NOT FOR DISSEMINATION IN THE UNITED STATES OR FOR DISTRIBUTION TO U.S. NEWSWIRE SERVICES AND DOES NOT CONSTITUTE AN OFFER OF THE SECURITIES DESCRIBED HEREIN

U.S. Silver Corporation (TSX VENTURE:USA)(OTCQX:USSIF)(FRANKFURT:QE2) (the "Company") is pleased to announce that it has closed its previously announced bought deal private placement (the "Offering") with Cormark Securities Inc. (the "Underwriter"). The Company issued an aggregate of 26,565,000 units (the "Units") of the Company at a price of $0.26 per Unit, including 3,465,000 Units issued under the Underwriter's over-allotment option which was exercised in full. Each Unit consists of one common share (each a "Share") of the Company and one-half of one common share purchase warrant (each whole warrant a "Warrant"). Each whole Warrant is exercisable at any time for one Share at a price of $0.35 per Share for a period of two years following closing. 

The Company has the right, commencing nine months after closing, to call the outstanding Warrants for expiry, upon 30 days notice should the Shares close at or above $0.45 for 20 consecutive trading days. Prior to nine months after closing the Warrants will not be callable for exercise by the Company. 

The Company paid the Underwriter a cash commission equal to 6.0% of the gross proceeds of the Offering. In addition, the Underwriter was issued broker warrants ("Broker Warrants") equal to 6% of the number of Units sold under the Offering. Each Broker Warrant entitles the Underwriter to purchase Shares at $0.26 per Share for a period of two years following closing. The Company also has the right, commencing nine months after closing, to call the outstanding Broker Warrants for expiry, upon 30 days notice should the Shares close at or above $0.45 for 20 consecutive trading days. Prior to nine months after closing the Broker Warrants will not be callable for exercise by the Company.

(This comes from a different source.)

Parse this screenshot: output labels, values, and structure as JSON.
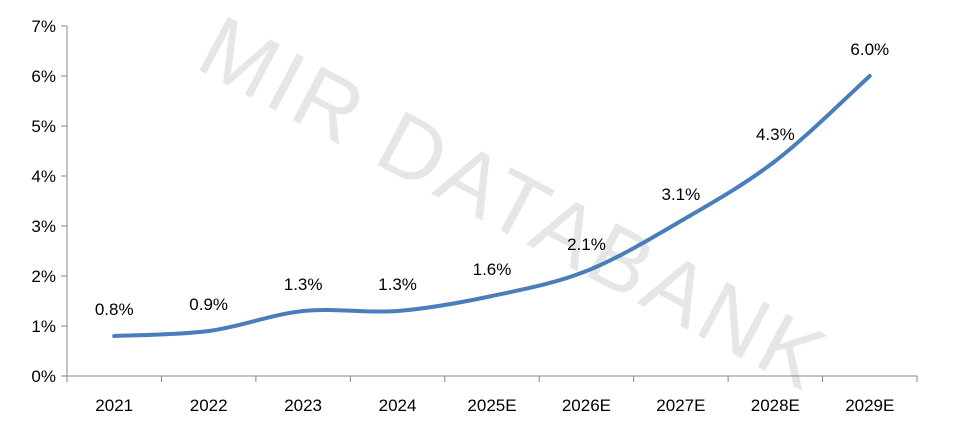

The Company plans to use the net proceeds of the Offering for redevelopment of the Coeur Mine and for general working capital purposes.

The Shares and Warrants underlying the Units are subject to a four-month hold period from the date of closing under applicable Canadian securities laws, which expires on January 30, 2011.

The Shares and Warrants have not been registered under the U.S. Securities Act of 1933, as amended, and may not be offered or sold in the United States unless registered under the Act or unless an exemption from registration is available. This press release shall not constitute an offer to sell or the solicitation of an offer to buy nor shall there be any sale of securities in any jurisdiction in which such offer, solicitation or sale would be unlawful.

About U.S. Silver Corporation

U.S. Silver, through its wholly owned subsidiaries, owns and/or operates the Galena, Coeur, Caladay and Dayrock silver-lead-copper mines in Shoshone County, Idaho, with the Galena mine being the second most prolific silver mine in US history. Total silver production from U.S. Silver's mining complex has exceeded 217 million ounces of silver production since 1953. U.S. Silver controls a land package now totalling approximately 14,000 acres in the heart of the Coeur d'Alene Mining District. U.S. Silver is focused on expanding the production from existing operations as well as exploring and developing its extensive Silver Valley holdings in the Coeur d'Alene Mining District.

This document may contain or refer to forward-looking information based on current expectations. Forward-looking statements are subject to significant risks and uncertainties, and other factors that could cause actual results to differ materially from expected results. These forward-looking statements are made as of the date hereof and we assume no responsibility to update or revise them to reflect new events or circumstances. Additional information identifying risks and uncertainties is contained in filing by the Company with the Canadian securities regulators, which filings are available at www.sedar.com.

The TSX has not reviewed and does not accept responsibility for the adequacy or accuracy of this release.